If you look at the map, sir, you will see that Milford Haven is in fact the nearest port to Stratford. That is not to say much, I grant you, since the bard's birthplace is about bang in the heart of England, and the farthest you could get inland from the sea. But if you marched due west from Stratford, looking neither to left nor to right, with the idea of running away to sea in your young head, then Milford Haven is the port you'd reach.

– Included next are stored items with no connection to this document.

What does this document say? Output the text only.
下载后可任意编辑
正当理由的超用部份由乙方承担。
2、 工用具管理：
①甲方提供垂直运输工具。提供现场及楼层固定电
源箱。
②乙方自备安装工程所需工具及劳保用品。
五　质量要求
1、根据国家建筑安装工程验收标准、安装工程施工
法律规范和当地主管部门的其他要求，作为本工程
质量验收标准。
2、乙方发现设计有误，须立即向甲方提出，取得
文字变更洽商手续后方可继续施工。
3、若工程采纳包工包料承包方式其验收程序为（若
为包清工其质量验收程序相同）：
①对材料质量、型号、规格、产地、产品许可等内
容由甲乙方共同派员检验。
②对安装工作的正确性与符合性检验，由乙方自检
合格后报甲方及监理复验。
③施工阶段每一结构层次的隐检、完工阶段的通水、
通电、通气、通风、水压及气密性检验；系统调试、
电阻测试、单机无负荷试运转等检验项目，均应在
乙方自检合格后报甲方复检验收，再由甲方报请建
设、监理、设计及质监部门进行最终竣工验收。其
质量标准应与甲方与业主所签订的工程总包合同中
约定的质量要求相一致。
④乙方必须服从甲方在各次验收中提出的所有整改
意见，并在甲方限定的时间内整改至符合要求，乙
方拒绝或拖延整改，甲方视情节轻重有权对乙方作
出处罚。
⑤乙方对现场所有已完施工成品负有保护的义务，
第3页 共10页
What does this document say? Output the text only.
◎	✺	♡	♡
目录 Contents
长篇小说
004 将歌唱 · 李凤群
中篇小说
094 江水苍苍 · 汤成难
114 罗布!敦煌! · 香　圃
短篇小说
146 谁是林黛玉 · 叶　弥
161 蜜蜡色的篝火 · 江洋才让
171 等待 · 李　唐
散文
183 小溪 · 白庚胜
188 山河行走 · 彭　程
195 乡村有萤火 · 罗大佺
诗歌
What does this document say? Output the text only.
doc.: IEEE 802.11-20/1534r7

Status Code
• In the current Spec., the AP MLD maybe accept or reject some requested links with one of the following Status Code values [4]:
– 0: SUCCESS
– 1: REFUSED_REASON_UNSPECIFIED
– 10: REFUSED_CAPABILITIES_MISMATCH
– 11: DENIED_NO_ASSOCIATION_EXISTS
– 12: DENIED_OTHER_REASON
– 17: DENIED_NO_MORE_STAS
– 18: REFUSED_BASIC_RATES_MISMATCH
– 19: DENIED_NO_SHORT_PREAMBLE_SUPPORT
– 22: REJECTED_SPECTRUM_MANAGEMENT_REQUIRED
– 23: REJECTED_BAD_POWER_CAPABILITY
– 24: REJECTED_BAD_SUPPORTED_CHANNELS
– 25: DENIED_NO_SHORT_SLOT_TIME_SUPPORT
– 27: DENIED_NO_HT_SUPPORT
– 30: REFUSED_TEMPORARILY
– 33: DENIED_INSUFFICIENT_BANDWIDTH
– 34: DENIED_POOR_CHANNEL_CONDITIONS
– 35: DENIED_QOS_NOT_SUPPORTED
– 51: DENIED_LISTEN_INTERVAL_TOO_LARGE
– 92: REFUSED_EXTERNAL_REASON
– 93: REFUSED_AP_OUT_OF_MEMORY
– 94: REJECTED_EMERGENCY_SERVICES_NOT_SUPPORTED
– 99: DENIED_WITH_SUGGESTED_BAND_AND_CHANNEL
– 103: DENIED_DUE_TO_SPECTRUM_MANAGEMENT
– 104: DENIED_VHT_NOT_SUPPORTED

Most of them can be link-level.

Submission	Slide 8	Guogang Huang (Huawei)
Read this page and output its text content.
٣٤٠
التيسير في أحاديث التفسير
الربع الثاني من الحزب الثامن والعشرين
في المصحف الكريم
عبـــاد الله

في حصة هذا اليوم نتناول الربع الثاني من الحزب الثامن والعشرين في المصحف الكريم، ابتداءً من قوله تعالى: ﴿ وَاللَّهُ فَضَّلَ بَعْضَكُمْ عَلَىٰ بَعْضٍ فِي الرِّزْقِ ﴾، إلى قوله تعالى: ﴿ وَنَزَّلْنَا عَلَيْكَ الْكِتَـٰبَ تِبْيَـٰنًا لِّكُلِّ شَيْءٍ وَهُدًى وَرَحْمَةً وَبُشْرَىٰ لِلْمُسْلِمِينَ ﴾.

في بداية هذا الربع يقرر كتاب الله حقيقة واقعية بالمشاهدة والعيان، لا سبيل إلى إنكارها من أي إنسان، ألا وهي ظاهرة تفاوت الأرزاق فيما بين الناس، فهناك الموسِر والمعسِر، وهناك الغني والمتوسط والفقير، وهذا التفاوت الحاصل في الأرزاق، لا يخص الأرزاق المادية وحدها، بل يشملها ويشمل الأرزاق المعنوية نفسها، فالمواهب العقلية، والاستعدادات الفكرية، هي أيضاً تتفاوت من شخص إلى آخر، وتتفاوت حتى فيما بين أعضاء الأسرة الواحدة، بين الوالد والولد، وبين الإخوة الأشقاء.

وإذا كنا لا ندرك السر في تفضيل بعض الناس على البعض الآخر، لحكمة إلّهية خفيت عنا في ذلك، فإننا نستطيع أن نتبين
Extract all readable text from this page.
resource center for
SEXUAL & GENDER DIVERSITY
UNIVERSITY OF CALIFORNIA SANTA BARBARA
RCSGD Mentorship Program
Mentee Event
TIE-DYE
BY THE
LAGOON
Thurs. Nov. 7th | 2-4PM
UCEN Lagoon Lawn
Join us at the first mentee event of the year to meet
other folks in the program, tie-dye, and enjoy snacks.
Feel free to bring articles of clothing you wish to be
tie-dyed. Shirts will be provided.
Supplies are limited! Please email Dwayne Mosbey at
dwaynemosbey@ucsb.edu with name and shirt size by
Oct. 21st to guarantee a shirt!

My friend the player Weston loved this theory. He liked the notion of Shakespeare at sea as a cabin-boy with Drake, in buckle shoes, with a feather in his cap. He would quote in support of it the King's sea-sickened invocation of Sleep in Part 2 of Henry IV:

Wilt thou upon the high and giddy mast

Seal up the ship-boy's eyes and rock his brains

In cradle of the rude imperious surge,

And in the visitation of the winds,

Who take the ruffian billows by the top,

Curling their monstrous heads, and hanging them

With deaf'ning clamour in the slippery shrouds ...*

My dears, you don't write stuff like that if your only experience of seafaring is crossing the Thames from Westminster Stairs to Southwark in a wherry. Nor do you learn the ropes - witness all that language taut with sea-knowledge in the first scene of The Tempest - from punting about between weirs on the River Avon.

But (and this was David Weston's clinching argument, with which with portly sails he brought his argosies of speculation home) there is one thing in Shakespeare, one remarkable thing, which makes it almost certain that at some point in his life he had gone not just on a voyage, and not just on a long voyage, but that he had sailed the five oceans of the world on a very long voyage indeed, and that thing comes, of all places, in a completely land-locked scene, back at home, in England, in the Forest of Arden, when Jaques, in the seventh scene of the second Act of As You Like It, speaking of the fool he has met in the forest, remarks that the fool's brain is 'as dry as the remainder biscuit after a voyage'.

Search all the works of Marlowe and Chapman, madam. They are full of sea-imagery, awash with it, their pages salt-stained. They speak much and sing more of tall ships and high seas, of tides and masts and spars and sails and stars and storms and all the windy rest of it. But in neither of these writers, nor in the work of any other writer I can think of, no not even in great Homer, is there a single mention of REMAINDER BISCUIT.